Target-derived neurotrophins coordinate transcription and transport of bclw to prevent axonal degeneration.

Establishment of neuronal circuitry depends on both formation and refinement of neural connections. During this process, target-derived neurotrophins regulate both transcription and translation to enable selective axon survival or elimination. However, it is not known whether retrograde signaling pathways that control transcription are coordinated with neurotrophin-regulated actions that transpire in the axon. Here we report that target-derived neurotrophins coordinate transcription of the antiapoptotic gene bclw with transport of bclw mRNA to the axon, and thereby prevent axonal degeneration in rat and mouse sensory neurons. We show that neurotrophin stimulation of nerve terminals elicits new bclw transcripts that are immediately transported to the axons and translated into protein. Bclw interacts with Bax and suppresses the caspase6 apoptotic cascade that fosters axonal degeneration. The scope of bclw regulation at the levels of transcription, transport, and translation provides a mechanism whereby sustained neurotrophin stimulation can be integrated over time, so that axonal survival is restricted to neurons connected within a stable circuit.

Paclitaxel Reduces Axonal Bclw to Initiate IP3R1-Dependent Axon Degeneration.

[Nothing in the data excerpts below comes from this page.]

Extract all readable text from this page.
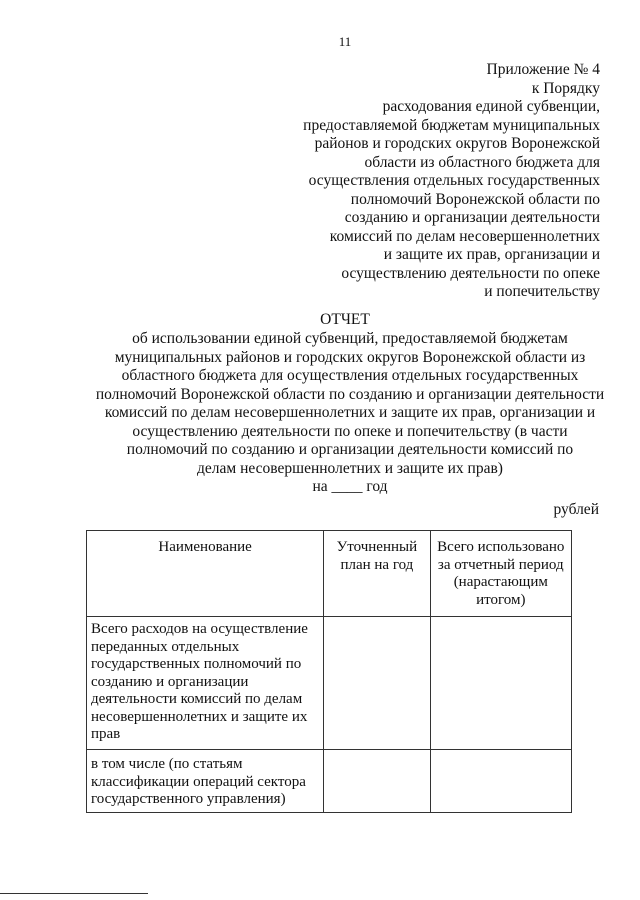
11
Приложение № 4
к Порядку
расходования единой субвенции,
предоставляемой бюджетам муниципальных
районов и городских округов Воронежской
области из областного бюджета для
осуществления отдельных государственных
полномочий Воронежской области по
созданию и организации деятельности
комиссий по делам несовершеннолетних
и защите их прав, организации и
осуществлению деятельности по опеке
и попечительству
ОТЧЕТ
об использовании единой субвенций, предоставляемой бюджетам
муниципальных районов и городских округов Воронежской области из
областного бюджета для осуществления отдельных государственных
полномочий Воронежской области по созданию и организации деятельности
комиссий по делам несовершеннолетних и защите их прав, организации и
осуществлению деятельности по опеке и попечительству (в части
полномочий по созданию и организации деятельности комиссий по
делам несовершеннолетних и защите их прав)
на ____ год
рублей
Наименование	Уточненный план на год	Всего использовано за отчетный период (нарастающим итогом)
Всего расходов на осуществление переданных отдельных государственных полномочий по созданию и организации деятельности комиссий по делам несовершеннолетних и защите их прав		
в том числе (по статьям классификации операций сектора государственного управления)		
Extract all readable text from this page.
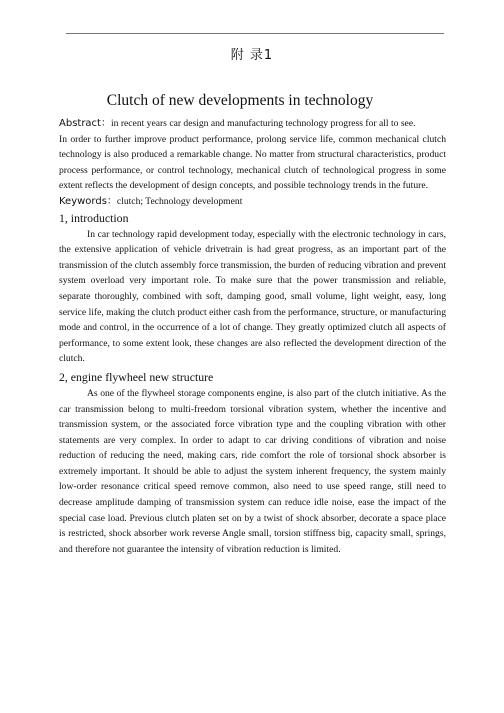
附 录1
Clutch of new developments in technology

Abstract：in recent years car design and manufacturing technology progress for all to see.

In order to further improve product performance, prolong service life, common mechanical clutch technology is also produced a remarkable change. No matter from structural characteristics, product process performance, or control technology, mechanical clutch of technological progress in some extent reflects the development of design concepts, and possible technology trends in the future.

Keywords：clutch; Technology development

1, introduction

In car technology rapid development today, especially with the electronic technology in cars, the extensive application of vehicle drivetrain is had great progress, as an important part of the transmission of the clutch assembly force transmission, the burden of reducing vibration and prevent system overload very important role. To make sure that the power transmission and reliable, separate thoroughly, combined with soft, damping good, small volume, light weight, easy, long service life, making the clutch product either cash from the performance, structure, or manufacturing mode and control, in the occurrence of a lot of change. They greatly optimized clutch all aspects of performance, to some extent look, these changes are also reflected the development direction of the clutch.

2, engine flywheel new structure

As one of the flywheel storage components engine, is also part of the clutch initiative. As the car transmission belong to multi-freedom torsional vibration system, whether the incentive and transmission system, or the associated force vibration type and the coupling vibration with other statements are very complex. In order to adapt to car driving conditions of vibration and noise reduction of reducing the need, making cars, ride comfort the role of torsional shock absorber is extremely important. It should be able to adjust the system inherent frequency, the system mainly low-order resonance critical speed remove common, also need to use speed range, still need to decrease amplitude damping of transmission system can reduce idle noise, ease the impact of the special case load. Previous clutch platen set on by a twist of shock absorber, decorate a space place is restricted, shock absorber work reverse Angle small, torsion stiffness big, capacity small, springs, and therefore not guarantee the intensity of vibration reduction is limited.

Chemotherapy-induced peripheral neuropathy (CIPN) is a debilitating side effect of many cancer treatments. The hallmark of CIPN is degeneration of long axons required for transmission of sensory information; axonal degeneration causes impaired tactile sensation and persistent pain. Currently the molecular mechanisms of CIPN are not understood, and there are no available treatments. Here we show that the chemotherapeutic agent paclitaxel triggers CIPN by altering IP3 receptor phosphorylation and intracellular calcium flux, and activating calcium-dependent calpain proteases. Concomitantly paclitaxel impairs axonal trafficking of RNA-granules and reduces synthesis of Bclw (bcl2l2), a Bcl2 family member that binds IP3R1 and restrains axon degeneration. Surprisingly, Bclw or a stapled peptide corresponding to the Bclw BH4 domain interact with axonal IP3R1 and prevent paclitaxel-induced degeneration, while Bcl2 and BclxL cannot do so. Together these data identify a Bclw-IP3R1-dependent cascade that causes axon degeneration and suggest that Bclw-mimetics could provide effective therapy to prevent CIPN.

The RNA-binding protein SFPQ orchestrates an RNA regulon to promote axon viability.

To achieve accurate spatiotemporal patterns of gene expression, RNA-binding proteins (RBPs) guide nuclear processing, intracellular trafficking and local translation of target mRNAs. In neurons, RBPs direct transport of target mRNAs to sites of translation in remote axons and dendrites. However, it is not known whether an individual RBP coordinately regulates multiple mRNAs within these morphologically complex cells. Here we identify SFPQ (splicing factor, poly-glutamine rich) as an RBP that binds and regulates multiple mRNAs in dorsal root ganglion sensory neurons and thereby promotes neurotrophin-dependent axonal viability. SFPQ acts in nuclei, cytoplasm and axons to regulate functionally related mRNAs essential for axon survival. Notably, SFPQ is required for coassembly of LaminB2 (Lmnb2) and Bclw (Bcl2l2) mRNAs in RNA granules and for axonal trafficking of these mRNAs. Together these data demonstrate that SFPQ orchestrates spatial gene expression of a newly identified RNA regulon essential for axonal viability.